Reports suggest that violence, sexual harassment, theft and damage are the main problems within a hospital – but what can be done to reduce this crime?
Using access control is suitable in some situations, such as in paediatric units or geriatric units. Also storeage areas, especially those containing drugs and needles must be closely controlled. Traditionally, access has been restricted with a key system, but keys can be duplicated. This is worsened if a master key is stolen or duplicated – criminals can then gain access to any area they want, and all locks need to be re-keyed.
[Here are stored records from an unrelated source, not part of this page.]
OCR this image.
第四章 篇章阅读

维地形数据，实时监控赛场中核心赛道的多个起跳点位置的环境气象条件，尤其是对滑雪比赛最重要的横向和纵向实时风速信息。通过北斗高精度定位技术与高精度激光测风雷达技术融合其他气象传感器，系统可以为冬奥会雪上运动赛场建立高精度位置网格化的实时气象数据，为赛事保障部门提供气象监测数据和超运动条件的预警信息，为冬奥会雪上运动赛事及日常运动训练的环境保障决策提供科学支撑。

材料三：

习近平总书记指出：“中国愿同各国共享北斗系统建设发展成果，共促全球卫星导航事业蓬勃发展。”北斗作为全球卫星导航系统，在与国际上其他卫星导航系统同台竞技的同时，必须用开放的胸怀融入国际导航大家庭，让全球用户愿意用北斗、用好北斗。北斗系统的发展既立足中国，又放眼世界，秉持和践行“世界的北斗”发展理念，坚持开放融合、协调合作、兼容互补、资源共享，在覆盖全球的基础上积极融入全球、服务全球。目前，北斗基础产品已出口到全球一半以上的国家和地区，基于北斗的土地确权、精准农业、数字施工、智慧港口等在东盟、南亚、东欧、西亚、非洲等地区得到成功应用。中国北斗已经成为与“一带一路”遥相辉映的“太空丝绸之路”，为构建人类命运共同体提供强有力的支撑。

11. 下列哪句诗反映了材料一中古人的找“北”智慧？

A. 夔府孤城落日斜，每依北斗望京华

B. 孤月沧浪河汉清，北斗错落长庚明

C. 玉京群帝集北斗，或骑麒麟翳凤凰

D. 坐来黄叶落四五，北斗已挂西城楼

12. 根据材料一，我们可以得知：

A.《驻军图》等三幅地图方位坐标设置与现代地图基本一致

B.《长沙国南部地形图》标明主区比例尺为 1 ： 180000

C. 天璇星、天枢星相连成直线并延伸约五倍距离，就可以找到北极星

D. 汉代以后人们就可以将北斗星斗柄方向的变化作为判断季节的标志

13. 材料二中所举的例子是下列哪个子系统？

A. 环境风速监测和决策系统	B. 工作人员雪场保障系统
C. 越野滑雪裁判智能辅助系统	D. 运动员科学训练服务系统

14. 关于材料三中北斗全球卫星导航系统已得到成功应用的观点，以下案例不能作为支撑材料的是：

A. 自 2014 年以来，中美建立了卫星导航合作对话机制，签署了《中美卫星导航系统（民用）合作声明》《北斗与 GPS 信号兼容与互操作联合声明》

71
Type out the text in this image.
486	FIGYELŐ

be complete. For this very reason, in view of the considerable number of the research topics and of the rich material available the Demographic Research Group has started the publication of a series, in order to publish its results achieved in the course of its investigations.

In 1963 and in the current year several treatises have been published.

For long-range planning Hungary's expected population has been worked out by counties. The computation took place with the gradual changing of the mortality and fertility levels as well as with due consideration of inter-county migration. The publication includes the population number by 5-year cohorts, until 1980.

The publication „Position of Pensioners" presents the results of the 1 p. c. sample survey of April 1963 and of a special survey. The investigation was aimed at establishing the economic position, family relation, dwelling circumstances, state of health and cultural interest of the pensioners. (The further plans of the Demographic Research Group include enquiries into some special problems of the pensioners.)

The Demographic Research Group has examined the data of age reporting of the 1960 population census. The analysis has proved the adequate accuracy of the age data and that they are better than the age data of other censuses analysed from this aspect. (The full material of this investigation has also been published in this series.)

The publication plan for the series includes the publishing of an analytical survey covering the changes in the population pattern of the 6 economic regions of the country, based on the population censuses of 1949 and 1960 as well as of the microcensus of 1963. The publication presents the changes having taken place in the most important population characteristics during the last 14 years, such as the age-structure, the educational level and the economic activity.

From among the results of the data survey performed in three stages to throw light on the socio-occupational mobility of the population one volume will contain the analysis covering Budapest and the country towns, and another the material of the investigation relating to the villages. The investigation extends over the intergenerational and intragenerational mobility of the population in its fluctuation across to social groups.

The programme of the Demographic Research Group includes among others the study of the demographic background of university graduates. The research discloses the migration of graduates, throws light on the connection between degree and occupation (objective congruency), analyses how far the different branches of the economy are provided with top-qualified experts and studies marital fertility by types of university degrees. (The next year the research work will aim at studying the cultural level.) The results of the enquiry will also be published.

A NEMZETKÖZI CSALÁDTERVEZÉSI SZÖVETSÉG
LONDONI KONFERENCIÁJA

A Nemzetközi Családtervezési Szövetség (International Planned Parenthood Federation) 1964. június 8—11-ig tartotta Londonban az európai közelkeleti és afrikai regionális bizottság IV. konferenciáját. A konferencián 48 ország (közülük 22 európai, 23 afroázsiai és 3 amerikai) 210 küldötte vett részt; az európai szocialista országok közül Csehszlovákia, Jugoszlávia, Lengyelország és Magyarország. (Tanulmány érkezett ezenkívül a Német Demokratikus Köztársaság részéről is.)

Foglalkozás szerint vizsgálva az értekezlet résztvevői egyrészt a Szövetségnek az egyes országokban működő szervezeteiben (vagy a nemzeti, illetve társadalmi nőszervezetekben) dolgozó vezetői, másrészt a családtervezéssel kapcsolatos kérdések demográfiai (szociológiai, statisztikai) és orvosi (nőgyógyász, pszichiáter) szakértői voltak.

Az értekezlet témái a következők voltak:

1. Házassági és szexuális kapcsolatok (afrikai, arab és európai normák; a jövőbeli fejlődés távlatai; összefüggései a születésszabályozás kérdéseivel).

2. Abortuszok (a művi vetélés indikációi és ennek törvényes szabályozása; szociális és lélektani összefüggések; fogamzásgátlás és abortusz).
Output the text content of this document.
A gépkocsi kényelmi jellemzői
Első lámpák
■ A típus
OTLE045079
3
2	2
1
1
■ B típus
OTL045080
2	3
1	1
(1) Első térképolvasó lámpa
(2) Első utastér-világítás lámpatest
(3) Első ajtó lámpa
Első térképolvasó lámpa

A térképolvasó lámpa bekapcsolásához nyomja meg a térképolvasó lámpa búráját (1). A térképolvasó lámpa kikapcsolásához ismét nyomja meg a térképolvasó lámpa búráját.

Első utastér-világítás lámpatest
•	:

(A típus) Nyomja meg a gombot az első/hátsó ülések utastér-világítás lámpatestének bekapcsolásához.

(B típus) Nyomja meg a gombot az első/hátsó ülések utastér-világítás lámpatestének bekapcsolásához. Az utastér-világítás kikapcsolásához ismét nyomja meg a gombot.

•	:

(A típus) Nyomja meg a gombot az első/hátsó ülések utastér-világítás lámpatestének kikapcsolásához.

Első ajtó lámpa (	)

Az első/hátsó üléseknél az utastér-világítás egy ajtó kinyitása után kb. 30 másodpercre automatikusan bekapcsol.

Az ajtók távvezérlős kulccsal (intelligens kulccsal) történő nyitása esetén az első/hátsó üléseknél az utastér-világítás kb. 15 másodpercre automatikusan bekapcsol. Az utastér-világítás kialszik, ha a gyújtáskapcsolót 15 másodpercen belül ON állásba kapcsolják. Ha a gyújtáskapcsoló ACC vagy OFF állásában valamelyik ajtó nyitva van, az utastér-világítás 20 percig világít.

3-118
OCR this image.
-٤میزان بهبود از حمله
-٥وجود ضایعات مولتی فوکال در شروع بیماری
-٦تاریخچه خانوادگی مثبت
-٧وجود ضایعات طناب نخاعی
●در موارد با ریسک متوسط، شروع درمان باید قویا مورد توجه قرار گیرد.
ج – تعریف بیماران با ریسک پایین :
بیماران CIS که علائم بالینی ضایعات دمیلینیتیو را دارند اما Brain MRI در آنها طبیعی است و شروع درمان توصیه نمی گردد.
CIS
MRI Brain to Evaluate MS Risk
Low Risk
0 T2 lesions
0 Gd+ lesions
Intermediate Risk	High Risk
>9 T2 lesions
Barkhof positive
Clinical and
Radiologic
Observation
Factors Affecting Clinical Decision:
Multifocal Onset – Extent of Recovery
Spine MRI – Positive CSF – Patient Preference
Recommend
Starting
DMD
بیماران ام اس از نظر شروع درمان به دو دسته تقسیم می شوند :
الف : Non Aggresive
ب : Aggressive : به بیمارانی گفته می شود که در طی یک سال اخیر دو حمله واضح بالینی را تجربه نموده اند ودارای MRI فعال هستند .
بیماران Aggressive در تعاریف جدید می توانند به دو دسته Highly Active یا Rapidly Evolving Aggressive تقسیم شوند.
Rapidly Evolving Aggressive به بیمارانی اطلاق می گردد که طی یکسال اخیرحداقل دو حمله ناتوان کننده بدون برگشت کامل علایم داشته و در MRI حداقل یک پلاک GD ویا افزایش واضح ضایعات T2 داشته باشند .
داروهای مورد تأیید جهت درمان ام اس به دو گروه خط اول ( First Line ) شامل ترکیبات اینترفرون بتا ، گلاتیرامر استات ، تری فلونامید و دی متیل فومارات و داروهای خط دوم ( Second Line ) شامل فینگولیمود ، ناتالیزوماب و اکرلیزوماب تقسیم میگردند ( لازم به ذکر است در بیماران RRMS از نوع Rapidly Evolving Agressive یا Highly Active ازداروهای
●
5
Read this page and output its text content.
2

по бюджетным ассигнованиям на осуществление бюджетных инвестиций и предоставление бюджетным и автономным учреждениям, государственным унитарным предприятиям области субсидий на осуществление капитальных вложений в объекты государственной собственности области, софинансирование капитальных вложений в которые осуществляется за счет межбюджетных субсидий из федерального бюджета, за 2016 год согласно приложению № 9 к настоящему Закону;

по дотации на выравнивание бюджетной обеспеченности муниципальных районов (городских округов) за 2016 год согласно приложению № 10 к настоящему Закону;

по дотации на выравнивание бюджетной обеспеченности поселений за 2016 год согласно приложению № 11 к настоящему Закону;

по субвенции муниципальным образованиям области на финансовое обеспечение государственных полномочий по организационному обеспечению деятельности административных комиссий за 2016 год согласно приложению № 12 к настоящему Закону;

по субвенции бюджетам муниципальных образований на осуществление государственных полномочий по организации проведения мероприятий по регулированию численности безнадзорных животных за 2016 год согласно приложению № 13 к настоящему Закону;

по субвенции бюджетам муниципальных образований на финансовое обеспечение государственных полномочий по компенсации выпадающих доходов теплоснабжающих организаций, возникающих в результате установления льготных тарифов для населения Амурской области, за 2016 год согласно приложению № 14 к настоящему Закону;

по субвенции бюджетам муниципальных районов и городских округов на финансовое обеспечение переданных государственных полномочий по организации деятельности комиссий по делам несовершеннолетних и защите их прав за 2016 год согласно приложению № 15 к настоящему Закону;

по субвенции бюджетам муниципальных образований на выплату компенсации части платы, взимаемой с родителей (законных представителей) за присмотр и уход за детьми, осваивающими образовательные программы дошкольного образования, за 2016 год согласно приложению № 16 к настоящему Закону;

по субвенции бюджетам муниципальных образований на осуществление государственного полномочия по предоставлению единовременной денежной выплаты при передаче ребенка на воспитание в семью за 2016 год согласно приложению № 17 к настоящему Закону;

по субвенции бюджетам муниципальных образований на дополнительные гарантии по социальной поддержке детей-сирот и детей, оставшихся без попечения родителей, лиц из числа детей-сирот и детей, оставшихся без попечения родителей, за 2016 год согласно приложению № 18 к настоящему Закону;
A more modern approach is to use an electronic access card solution. Traditional approaches include bar code ID cards, magnetic strip cards and wiegand cards, but all of these have limitations. Increasingly, hospitals are turning to proximity cards. These can be linked to a sophisticated system, allowing certain people access to specific areas. A record can be kept of entry and exit so that any criminal activity can be monitored and prevented easily.
Where controlled access is needed, an access ID system, linked to automatic door hardware is required, but the costs per door of this come down dramatically when a whole hospital is being upgraded.
The next item which many hospitals are implementing is what is known as a “tour” system for security guards. This involves each guard having their own access or ID card. Checkpoints are set up around the hospital campus, and the guard is required to visit and secure each area in turn, using his access card to “clock in” the visit at each point. This ensures that all of the critical areas are patrolled in a timely manner, and that the security staff are not tempted to miss any important areas.
Outlying areas of hospitals must be monitored by a CCTV system, and this can be linked to an alarm system, so that any intruders are quickly noticed and the security staff can deal with them appropriately. If this is linked to an electronic ID or access system, it is possible to allow access to the specific members of staff who are allowed to the remote or outlying area, without needing to actively involve the security staff in opening the doors.
A complete security review of a hospital will also include equiping key staff members and security with a radio system, so that any suspicious activity can be discreetly notified. This can be added to with a comprehensive panic alarm system. A panic system gives staff access to a panic button in each of the rooms that they work in, so that if a patient or visitor becomes aggressive they can press the button to alert other members of staff and the guards.
A hospital must remain an open building, but using access cards and other technologies, the environment can be made as safe and secure as possible for the staff and the public.